Подчиняя изменения всех объектов причинности на основе закона причинности, разум
объединяет действенность явлений, как ранее он объединял сами эти явления из частичных идей в целые объекты, и тем самым существенно расширяет наше знание. Но это еще не конец.
Из знания, что все тела, без исключения, действуют непрерывно (иначе они вообще не могли бы быть объектами опыта), он получает другое, что они действуют во всех направлениях, что поэтому нет отдельных причинных рядов, идущих бок о бок, но что каждое тело действует, прямо и косвенно, на все другие и в то же время испытывает влияние всех других на себя. на себя. Благодаря этой новой связи (сообществу) разум обретает знание о целостной природе.

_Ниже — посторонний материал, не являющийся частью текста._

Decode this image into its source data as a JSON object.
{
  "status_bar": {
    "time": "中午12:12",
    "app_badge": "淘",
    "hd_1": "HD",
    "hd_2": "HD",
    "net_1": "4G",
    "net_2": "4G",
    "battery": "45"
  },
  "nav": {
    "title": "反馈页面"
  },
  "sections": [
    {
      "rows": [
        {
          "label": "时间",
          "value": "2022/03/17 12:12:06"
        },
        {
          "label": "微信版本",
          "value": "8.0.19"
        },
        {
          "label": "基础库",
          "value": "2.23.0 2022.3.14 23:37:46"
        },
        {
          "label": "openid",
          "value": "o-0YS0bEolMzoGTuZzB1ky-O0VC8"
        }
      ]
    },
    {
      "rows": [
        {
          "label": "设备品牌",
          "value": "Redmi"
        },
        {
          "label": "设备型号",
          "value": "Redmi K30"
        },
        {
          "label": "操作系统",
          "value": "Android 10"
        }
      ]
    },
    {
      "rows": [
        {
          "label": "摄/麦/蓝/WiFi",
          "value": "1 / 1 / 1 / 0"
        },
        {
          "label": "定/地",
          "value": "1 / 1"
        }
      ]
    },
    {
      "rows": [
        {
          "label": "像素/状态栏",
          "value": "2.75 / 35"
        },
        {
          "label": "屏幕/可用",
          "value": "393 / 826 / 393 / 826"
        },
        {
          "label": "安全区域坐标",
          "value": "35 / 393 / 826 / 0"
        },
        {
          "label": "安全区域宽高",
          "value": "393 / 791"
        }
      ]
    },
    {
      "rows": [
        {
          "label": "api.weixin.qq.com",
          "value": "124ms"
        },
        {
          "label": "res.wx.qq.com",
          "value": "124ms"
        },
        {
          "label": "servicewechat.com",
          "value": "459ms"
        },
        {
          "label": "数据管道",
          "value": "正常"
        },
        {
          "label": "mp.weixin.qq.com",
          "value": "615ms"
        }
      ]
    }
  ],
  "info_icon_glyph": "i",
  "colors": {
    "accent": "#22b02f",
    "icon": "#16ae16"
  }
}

Кант рассматривает сообщество в рамках третьей аналогии опыта и не имеет в виду ничего другого, кроме динамической связи объектов. Шопенгауэр, однако, не хотел принимать взаимодействие в этом смысле и открыл против него полемику, которая напоминает борьбу Дон Кихота с ветряными мельницами и является основательно мелочной. Взаимодействие не является априорным понятием; не может быть достаточным и доказательство Канта; но вопрос, о котором идет речь, имеет свою полную силу. Шопенгауэр придерживался слова взаимодействие, которое должно говорить о том, что два состояния двух тел одновременно являются причиной и следствием друг друга. Но Кант не утверждает этого ни одним слогом.
Он только говорит:
(Kk. 213.)
Как два кольца, каждое из которых давит и сжимается, причем давление одного не является причиной давления другого и наоборот.
Теперь мы сталкиваемся с самым важным вопросом эпистемологии. Он таков: является ли объект моего восприятия вещью-в-себе, введенной в формы субъекта, или объект не дает мне никаких оснований предполагать вещь-в-себе, лежащую в его основе?